You are offered 5 test tasks on the topic of the theorem of addition and multiplication of probabilities. Among the suggested answers only one is true.
| Exercise | Suggested answers |
|
| An event consisting in the fact that either an event will occur BUT, or an event AT can be designated: |
A-B; |
|
| Formula P(A+B) = P(A) + P(B), corresponds to the probability addition theorem: | dependent events; independent events; joint events; incompatible events. |
|
| The miss probability for a torpedo boat is . The boat fired 6 shots. The probability that the boat hit the target all 6 times is equal to: | ||
| Probability of joint occurrence of events BUT and AT stand for: | |
|
| The problem is given: in the first box - 5 white and 3 red balls, in the second - 3 white and 10 red balls.
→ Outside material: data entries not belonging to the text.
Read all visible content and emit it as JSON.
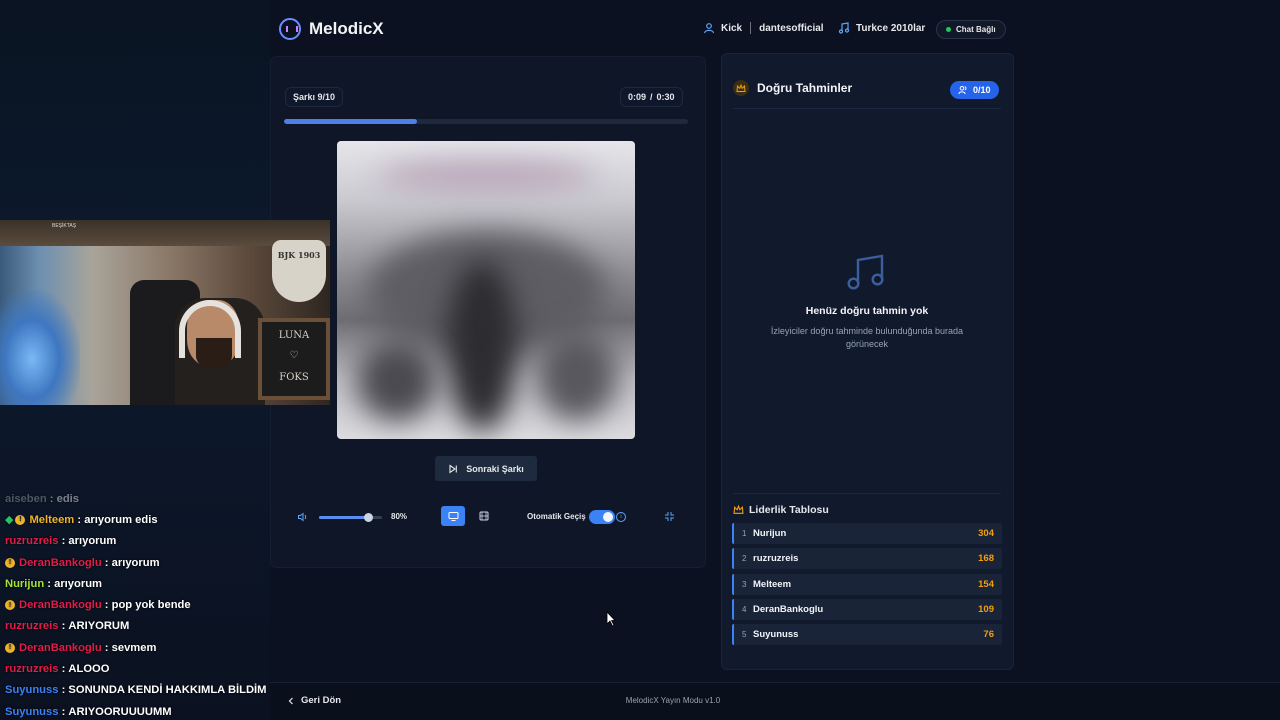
{
  "app": {
    "name": "MelodicX"
  },
  "header": {
    "platform": "Kick",
    "channel": "dantesofficial",
    "playlist": "Turkce 2010lar",
    "chat_status": "Chat Bağlı"
  },
  "player": {
    "song_label": "Şarkı 9/10",
    "time_current": "0:09",
    "time_sep": "/",
    "time_total": "0:30",
    "progress_fraction": 0.33,
    "next_label": "Sonraki Şarkı",
    "volume_percent": "80%",
    "volume_fraction": 0.8,
    "auto_label": "Otomatik Geçiş"
  },
  "guesses": {
    "title": "Doğru Tahminler",
    "count": "0/10",
    "empty_title": "Henüz doğru tahmin yok",
    "empty_sub": "İzleyiciler doğru tahminde bulunduğunda burada görünecek"
  },
  "leaderboard": {
    "title": "Liderlik Tablosu",
    "rows": [
      {
        "rank": "1",
        "name": "Nurijun",
        "score": "304"
      },
      {
        "rank": "2",
        "name": "ruzruzreis",
        "score": "168"
      },
      {
        "rank": "3",
        "name": "Melteem",
        "score": "154"
      },
      {
        "rank": "4",
        "name": "DeranBankoglu",
        "score": "109"
      },
      {
        "rank": "5",
        "name": "Suyunuss",
        "score": "76"
      }
    ]
  },
  "webcam": {
    "crest_text": "BJK 1903",
    "board_line1": "LUNA",
    "board_line2": "♡",
    "board_line3": "FOKS",
    "shelf_text": "BEŞİKTAŞ"
  },
  "chat": [
    {
      "user": "aiseben",
      "text": "edis",
      "color": "#9ca3af",
      "badge": "",
      "faded": true
    },
    {
      "user": "Melteem",
      "text": "arıyorum edis",
      "color": "#f0b429",
      "badge": "gy",
      "faded": false
    },
    {
      "user": "ruzruzreis",
      "text": "arıyorum",
      "color": "#e11d48",
      "badge": "",
      "faded": false
    },
    {
      "user": "DeranBankoglu",
      "text": "arıyorum",
      "color": "#e11d48",
      "badge": "y",
      "faded": false
    },
    {
      "user": "Nurijun",
      "text": "arıyorum",
      "color": "#a3e635",
      "badge": "",
      "faded": false
    },
    {
      "user": "DeranBankoglu",
      "text": "pop yok bende",
      "color": "#e11d48",
      "badge": "y",
      "faded": false
    },
    {
      "user": "ruzruzreis",
      "text": "ARIYORUM",
      "color": "#e11d48",
      "badge": "",
      "faded": false
    },
    {
      "user": "DeranBankoglu",
      "text": "sevmem",
      "color": "#e11d48",
      "badge": "y",
      "faded": false
    },
    {
      "user": "ruzruzreis",
      "text": "ALOOO",
      "color": "#e11d48",
      "badge": "",
      "faded": false
    },
    {
      "user": "Suyunuss",
      "text": "SONUNDA KENDİ HAKKIMLA BİLDİM",
      "color": "#3b82f6",
      "badge": "",
      "faded": false
    },
    {
      "user": "Suyunuss",
      "text": "ARIYOORUUUUMM",
      "color": "#3b82f6",
      "badge": "",
      "faded": false
    }
  ],
  "footer": {
    "back_label": "Geri Dön",
    "version": "MelodicX Yayın Modu v1.0"
  },
  "icons": {
    "logo": "headphones-icon",
    "user": "user-icon",
    "music": "music-note-icon",
    "volume": "volume-icon",
    "monitor": "monitor-icon",
    "film": "film-icon",
    "skip": "skip-forward-icon",
    "crown": "crown-icon",
    "users": "users-icon",
    "back": "chevron-left-icon",
    "collapse": "collapse-icon"
  },
  "colors": {
    "accent": "#3b82f6",
    "gold": "#f59e0b",
    "online": "#22c55e"
  }
}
One ball was drawn at random from each box. Determine the probability that both balls are the same color. To solve the problem use: | The theorem of multiplication of probabilities of incompatible events and the theorem of addition of probabilities of independent events. The theorem of addition of probabilities of incompatible events; The theorem of multiplication of probabilities of independent events and the theorem of addition of probabilities of incompatible events; The theorem of multiplication of probabilities of dependent events; |
TEST #3
Topic: Random independent trials according to the Bernoulli scheme.
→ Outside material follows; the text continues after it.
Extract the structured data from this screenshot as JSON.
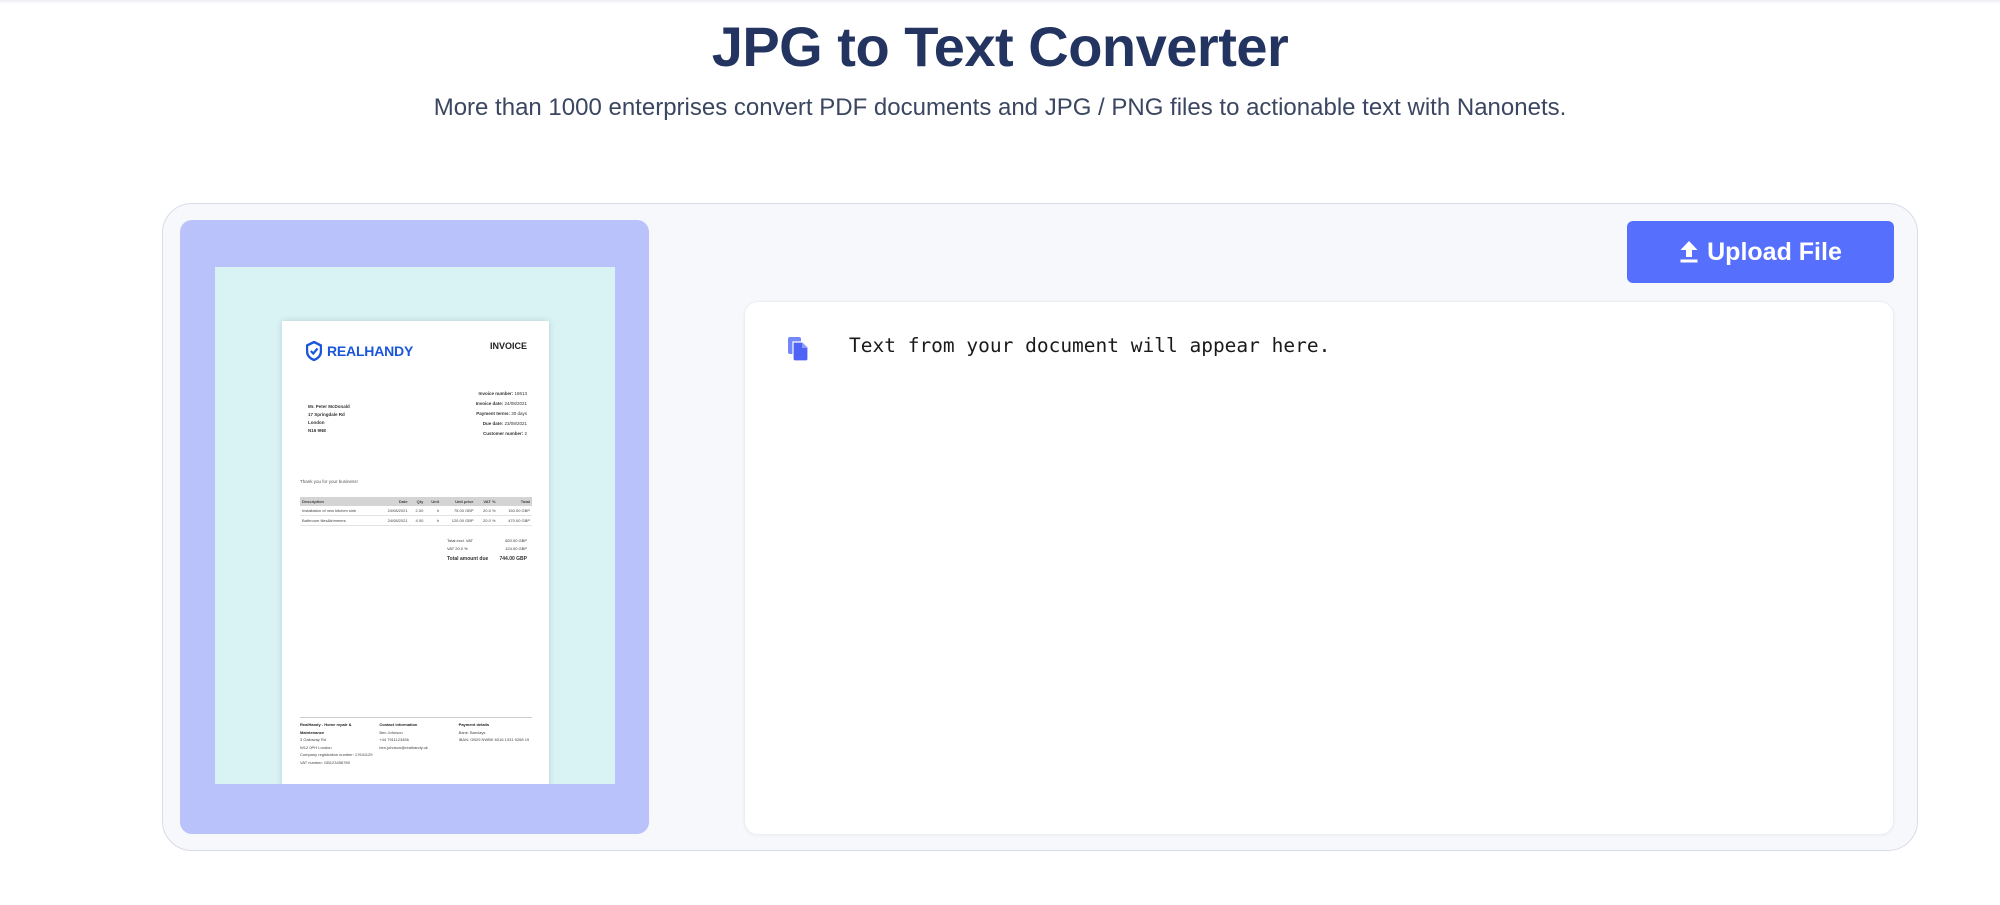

You are offered 5 test tasks on the topic of random independent tests according to the Bernoulli scheme. Among the suggested answers only one is true.
| Suggested answers |
||
| Given the task: The probability that there is a typo on the page of a student's abstract is 0.03. The abstract consists of 8 pages. Determine the probability that exactly 5 of them are misspelled. | Bernoulli formula; Laplace's local theorem; Laplace's integral theorem; Poisson formula. |
|
| The family plans to have 5 children. If we assume the probability of having a boy is 0.515, then the most probable number of girls in the family is equal to: | ||
| There is a group of 500 people. Find the probability that two people have a birthday on New Year. Assume that the probability of being born on a fixed day is . To solve this problem, use: | Bernoulli formula; Laplace's local theorem; Laplace's integral theorem; Poisson formula. |
|
| To determine the probability that in 300 trials an event BUT happens at least 40 times, if the probability A in each trial is constant and equal to 0.15, use: | Bernoulli's formula and the addition theorem for the probabilities of incompatible events; Laplace's local theorem; Laplace's integral theorem; Poisson's formula, the addition theorem for the probabilities of incompatible events, the property of the probabilities of opposite events. |
|
| The problem is given: it is known that in some area in September there are 18 rainy days. What is the probability that out of seven days randomly taken in this month, two days will be rainy? To solve this problem, use: | Bernoulli formula; Laplace's local theorem; Laplace's integral theorem; Poisson formula. |
TEST #4
Topic: One-dimensional random variables.
You are offered 5 test tasks on the topic of one-dimensional random variables, their ways of setting and numerical characteristics. Among the suggested answers only one is true.